Plakette weist auf Förderung hin, die Sanierungen an Fassade, Dach und Fenstern ermöglichte
Am Kornhaus in Meißen wird künftig eine Bronzeplakette mit der Aufschrift „Gefördert von der Deutschen Stiftung Denkmalschutz“ (DSD) auf die Unterstützung für die Restaurierung des Bauwerks hinweisen.
Dr. Reinhard Plüschke, DSD-Ortskurator Meißen, wird die Bronzetafel vor Ort am Freitag, den 24. April 2026, um 10.00 Uhr an Tom Lauerwald von der Otto‑und‑Emma‑Horn‑Stiftung Meißen, die das Gebäude 2023 gekauft hat, übergeben.
Das Kornhaus befindet sich an einem prominenten Standort unmittelbar neben Albrechtsburg und Meißner Dom und ist eines der bedeutendsten Bauwerke der Stadt. Mit der Anbringung der Bronzeplakette wird dauerhaft sichtbar gemacht, dass die DSD zur Erhaltung dieses besonderen Denkmals beitragen konnte: Mit bisher über 1,7 Millionen Euro konnten dank großzügiger privater Spenden Restaurierungsarbeiten am Dach, an der Außenfassade und an den historischen Fenstern des Kornhauses gefördert werden.
Das Dach selbst ist etwas Besonders, da die untere Dachebene durch ein freitragendes Längstragewerk und Hängesäulen frei von Stützen ist; eine technische Meisterleistung aus dem 15. Jahrhundert.
Zum Objekt
Das Kornhaus in Meißen ist ein bedeutendes Zeugnis der sächsischen und deutschen Geschichte. Es wurde 1491 als Bestandteil der von Arnold von Westfalen erbauten Albrechtsburg an der Nordseite des Domplatzes errichtet. Das monumentale Gebäude wurde ursprünglich für die Lagerung von Getreide und als Vorratsdepot genutzt. Nach dem Einzug der Porzellanmanufaktur auf der Albrechtsburg 1710 dienten die Gewölbe als Laboratorium und ab 1746 zur Lagerung.

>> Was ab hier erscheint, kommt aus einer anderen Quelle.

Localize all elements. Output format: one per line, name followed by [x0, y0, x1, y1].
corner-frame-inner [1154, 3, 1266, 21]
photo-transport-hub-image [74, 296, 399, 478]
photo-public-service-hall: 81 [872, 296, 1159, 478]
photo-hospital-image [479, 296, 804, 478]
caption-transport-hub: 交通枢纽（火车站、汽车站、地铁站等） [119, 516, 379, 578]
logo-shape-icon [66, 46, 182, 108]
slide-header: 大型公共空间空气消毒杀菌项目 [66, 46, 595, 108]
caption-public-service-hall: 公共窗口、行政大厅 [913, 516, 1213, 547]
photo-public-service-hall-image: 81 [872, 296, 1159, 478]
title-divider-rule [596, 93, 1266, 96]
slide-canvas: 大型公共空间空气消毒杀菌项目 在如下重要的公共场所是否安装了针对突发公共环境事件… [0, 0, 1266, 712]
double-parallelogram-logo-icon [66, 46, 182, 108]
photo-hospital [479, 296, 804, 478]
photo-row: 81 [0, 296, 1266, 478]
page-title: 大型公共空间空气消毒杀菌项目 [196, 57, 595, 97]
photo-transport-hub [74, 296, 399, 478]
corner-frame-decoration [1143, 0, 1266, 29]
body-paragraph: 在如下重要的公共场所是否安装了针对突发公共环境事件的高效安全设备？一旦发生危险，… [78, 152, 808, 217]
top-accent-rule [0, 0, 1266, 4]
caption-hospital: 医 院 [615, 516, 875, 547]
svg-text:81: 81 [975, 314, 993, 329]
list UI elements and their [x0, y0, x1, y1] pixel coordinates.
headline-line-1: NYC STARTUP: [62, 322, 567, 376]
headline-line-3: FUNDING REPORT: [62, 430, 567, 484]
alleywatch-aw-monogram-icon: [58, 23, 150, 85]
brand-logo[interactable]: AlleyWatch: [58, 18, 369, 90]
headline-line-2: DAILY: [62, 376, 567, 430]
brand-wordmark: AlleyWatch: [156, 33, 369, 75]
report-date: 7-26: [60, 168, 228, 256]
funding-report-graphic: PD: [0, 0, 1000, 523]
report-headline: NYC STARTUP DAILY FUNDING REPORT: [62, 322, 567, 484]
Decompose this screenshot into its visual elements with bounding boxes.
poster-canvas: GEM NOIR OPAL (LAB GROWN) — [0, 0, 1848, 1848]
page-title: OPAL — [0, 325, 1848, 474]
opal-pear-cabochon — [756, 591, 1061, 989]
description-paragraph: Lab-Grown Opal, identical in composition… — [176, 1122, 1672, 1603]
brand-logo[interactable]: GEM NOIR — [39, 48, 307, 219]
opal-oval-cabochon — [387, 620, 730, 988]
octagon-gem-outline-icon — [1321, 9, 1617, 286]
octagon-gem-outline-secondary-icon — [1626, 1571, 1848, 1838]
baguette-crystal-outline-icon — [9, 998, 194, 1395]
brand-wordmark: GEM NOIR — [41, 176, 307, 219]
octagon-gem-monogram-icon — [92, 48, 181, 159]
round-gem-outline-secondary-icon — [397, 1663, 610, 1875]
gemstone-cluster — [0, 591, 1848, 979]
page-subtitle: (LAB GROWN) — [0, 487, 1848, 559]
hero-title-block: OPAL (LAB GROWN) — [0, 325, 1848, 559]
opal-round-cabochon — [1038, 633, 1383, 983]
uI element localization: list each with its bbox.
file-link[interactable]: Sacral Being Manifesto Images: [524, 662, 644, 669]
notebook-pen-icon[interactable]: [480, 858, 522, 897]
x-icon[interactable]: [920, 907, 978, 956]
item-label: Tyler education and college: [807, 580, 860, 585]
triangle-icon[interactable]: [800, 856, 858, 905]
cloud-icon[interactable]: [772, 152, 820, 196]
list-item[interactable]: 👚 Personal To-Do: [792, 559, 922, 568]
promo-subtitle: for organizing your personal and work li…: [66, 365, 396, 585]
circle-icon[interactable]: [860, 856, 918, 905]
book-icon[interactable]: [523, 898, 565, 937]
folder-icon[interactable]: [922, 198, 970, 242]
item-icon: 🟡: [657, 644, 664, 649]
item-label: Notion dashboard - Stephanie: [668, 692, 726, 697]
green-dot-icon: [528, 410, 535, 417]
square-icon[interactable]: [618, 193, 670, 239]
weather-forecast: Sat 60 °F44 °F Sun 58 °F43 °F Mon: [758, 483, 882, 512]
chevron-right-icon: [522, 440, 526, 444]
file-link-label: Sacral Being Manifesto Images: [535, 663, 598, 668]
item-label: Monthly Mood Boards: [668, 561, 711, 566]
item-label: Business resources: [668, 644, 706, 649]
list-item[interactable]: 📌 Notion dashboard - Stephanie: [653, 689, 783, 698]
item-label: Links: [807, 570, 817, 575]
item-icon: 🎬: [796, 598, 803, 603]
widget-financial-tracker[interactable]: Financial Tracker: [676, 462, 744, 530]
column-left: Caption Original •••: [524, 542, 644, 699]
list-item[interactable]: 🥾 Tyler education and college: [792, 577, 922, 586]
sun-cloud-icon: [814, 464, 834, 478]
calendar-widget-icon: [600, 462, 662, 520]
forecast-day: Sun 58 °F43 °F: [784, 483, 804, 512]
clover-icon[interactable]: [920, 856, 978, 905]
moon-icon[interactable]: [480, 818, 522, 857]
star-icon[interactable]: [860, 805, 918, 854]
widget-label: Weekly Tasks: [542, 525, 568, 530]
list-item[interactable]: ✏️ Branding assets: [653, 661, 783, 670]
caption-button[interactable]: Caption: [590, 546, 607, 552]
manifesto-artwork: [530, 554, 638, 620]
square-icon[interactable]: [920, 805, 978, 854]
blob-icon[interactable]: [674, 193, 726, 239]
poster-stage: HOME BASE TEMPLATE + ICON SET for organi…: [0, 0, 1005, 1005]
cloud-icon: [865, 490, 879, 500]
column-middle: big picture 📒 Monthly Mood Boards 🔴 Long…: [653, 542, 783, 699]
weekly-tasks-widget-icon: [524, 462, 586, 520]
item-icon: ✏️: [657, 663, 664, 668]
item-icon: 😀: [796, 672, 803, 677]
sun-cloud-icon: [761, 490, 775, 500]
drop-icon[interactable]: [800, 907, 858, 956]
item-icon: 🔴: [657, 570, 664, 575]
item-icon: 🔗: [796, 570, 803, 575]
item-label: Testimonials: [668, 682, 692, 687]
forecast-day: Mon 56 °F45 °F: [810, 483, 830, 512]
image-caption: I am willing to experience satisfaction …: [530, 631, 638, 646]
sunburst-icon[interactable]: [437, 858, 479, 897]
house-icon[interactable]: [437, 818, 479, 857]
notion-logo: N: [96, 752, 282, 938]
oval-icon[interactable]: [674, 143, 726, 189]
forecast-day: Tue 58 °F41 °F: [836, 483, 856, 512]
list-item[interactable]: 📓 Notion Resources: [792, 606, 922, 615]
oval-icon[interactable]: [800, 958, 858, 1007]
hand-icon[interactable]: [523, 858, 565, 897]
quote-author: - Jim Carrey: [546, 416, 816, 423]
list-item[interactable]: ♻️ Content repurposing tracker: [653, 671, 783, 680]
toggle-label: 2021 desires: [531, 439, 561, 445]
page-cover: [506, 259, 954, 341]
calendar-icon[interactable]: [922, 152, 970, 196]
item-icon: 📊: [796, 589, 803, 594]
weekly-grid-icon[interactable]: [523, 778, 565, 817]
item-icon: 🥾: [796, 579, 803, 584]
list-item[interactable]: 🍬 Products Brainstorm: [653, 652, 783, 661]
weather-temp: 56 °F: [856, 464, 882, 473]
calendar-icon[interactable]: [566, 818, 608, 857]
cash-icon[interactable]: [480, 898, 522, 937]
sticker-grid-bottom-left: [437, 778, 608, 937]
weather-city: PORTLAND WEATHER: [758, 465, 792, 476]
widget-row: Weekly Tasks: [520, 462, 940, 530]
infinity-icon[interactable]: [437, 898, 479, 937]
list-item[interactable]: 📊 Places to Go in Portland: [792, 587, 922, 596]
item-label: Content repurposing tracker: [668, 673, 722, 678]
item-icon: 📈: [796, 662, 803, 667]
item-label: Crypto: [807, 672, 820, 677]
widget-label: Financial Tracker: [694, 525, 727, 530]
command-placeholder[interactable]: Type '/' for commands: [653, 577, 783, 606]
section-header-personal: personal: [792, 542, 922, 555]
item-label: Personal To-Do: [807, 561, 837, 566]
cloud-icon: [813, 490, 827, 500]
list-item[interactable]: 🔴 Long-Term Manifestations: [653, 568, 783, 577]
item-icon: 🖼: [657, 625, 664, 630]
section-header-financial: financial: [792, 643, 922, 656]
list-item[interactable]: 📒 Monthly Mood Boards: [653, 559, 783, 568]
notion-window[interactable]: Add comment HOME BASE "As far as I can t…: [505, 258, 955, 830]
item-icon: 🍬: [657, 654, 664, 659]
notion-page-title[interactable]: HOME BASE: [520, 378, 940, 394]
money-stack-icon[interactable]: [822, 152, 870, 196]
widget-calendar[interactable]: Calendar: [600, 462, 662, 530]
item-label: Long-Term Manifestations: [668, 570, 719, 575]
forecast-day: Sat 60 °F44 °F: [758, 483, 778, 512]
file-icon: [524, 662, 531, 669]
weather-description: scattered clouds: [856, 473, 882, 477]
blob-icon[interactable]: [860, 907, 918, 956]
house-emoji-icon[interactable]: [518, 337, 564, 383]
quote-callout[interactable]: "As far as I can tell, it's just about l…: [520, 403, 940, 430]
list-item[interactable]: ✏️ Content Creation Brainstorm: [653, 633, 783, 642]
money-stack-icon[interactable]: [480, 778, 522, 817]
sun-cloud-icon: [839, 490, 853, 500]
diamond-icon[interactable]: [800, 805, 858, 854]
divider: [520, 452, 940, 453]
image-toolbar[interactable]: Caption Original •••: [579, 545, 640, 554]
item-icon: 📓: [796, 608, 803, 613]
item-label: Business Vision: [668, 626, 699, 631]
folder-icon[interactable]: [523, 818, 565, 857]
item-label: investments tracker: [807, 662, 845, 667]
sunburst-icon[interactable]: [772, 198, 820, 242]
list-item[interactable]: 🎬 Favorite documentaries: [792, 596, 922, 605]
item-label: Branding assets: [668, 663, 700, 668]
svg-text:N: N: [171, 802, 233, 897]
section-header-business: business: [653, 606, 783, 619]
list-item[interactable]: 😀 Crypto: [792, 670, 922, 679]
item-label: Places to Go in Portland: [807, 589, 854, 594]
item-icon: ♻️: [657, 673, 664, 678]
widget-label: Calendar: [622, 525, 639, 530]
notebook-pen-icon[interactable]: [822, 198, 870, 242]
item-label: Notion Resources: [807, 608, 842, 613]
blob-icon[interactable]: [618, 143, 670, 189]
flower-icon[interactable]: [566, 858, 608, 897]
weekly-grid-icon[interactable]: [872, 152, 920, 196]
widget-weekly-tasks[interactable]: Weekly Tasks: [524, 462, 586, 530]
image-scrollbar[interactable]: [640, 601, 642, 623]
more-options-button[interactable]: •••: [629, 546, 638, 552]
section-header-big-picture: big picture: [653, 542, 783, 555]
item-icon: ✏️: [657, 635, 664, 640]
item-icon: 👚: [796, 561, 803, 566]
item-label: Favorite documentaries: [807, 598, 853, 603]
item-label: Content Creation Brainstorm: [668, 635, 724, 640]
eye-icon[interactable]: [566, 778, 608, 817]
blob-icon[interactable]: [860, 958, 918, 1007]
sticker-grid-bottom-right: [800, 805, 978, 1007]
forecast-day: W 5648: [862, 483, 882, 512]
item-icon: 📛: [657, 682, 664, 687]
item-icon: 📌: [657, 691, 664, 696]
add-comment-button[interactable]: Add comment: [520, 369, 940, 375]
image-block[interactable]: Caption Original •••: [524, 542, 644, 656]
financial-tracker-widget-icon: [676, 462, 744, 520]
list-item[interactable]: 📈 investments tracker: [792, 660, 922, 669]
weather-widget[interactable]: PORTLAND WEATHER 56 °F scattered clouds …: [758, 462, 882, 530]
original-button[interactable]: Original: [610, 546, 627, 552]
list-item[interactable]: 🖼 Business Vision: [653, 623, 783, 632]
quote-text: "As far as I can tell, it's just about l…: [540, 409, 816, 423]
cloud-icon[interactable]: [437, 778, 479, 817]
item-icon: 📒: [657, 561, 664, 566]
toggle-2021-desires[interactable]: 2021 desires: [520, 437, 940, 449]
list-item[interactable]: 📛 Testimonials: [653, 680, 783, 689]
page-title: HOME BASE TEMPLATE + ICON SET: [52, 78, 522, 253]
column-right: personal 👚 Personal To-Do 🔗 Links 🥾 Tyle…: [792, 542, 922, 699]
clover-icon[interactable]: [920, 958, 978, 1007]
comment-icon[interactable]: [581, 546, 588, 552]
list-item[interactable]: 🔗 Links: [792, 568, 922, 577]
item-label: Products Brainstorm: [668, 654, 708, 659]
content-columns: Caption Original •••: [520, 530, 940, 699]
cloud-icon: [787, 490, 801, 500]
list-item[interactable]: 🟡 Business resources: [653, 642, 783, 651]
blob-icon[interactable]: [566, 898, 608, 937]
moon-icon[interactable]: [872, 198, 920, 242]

Bereits 1866 gab es erste Pläne, das Gebäude zu einem Funktionsgebäude für temporäre Aufenthalte und Festlichkeiten des sächsischen Hofes umzubauen. Nach der Realisierung des Umbaus in den späten 1870er Jahren lebten König Albert und seine Frau Carola in der ersten Etage des Kornhauses. Zwei Drittel der heutigen Bausubstanz stammen noch aus der Erbauungszeit, ein weiteres Drittel geht auf neugotische Umbauten im 19. Jahrhundert zurück.
Der Eigentümer saniert das Objekt nach und nach. Nach der Sanierung der Außenfassade folgt der Innenausbau. In den oberen Etagen entstehen Mietwohnungen. Das Erdgeschoss mit Kreuzgewölbe und quadratischen Säulen, einst Stallung für um die 80 Pferde, soll künftig Raum für Ausstellungen und Messen bieten oder zweitweise für Veranstaltungen vermietet werden. Auch für den großen Dachboden des Kornhauses gibt es eine Nutzungsidee: Die Dachdecker-Innung möchte hier eine Ziegelausstellung präsentieren.
Das Kornhaus ist eines der über 880 Objekte, die die private Deutsche Stiftung Denkmalschutz allein im Freistaat Sachsen dank ihrer Förderer, der Erträge ihrer Treuhandstiftungen sowie der Mittel der GlücksSpirale unterstützen konnte.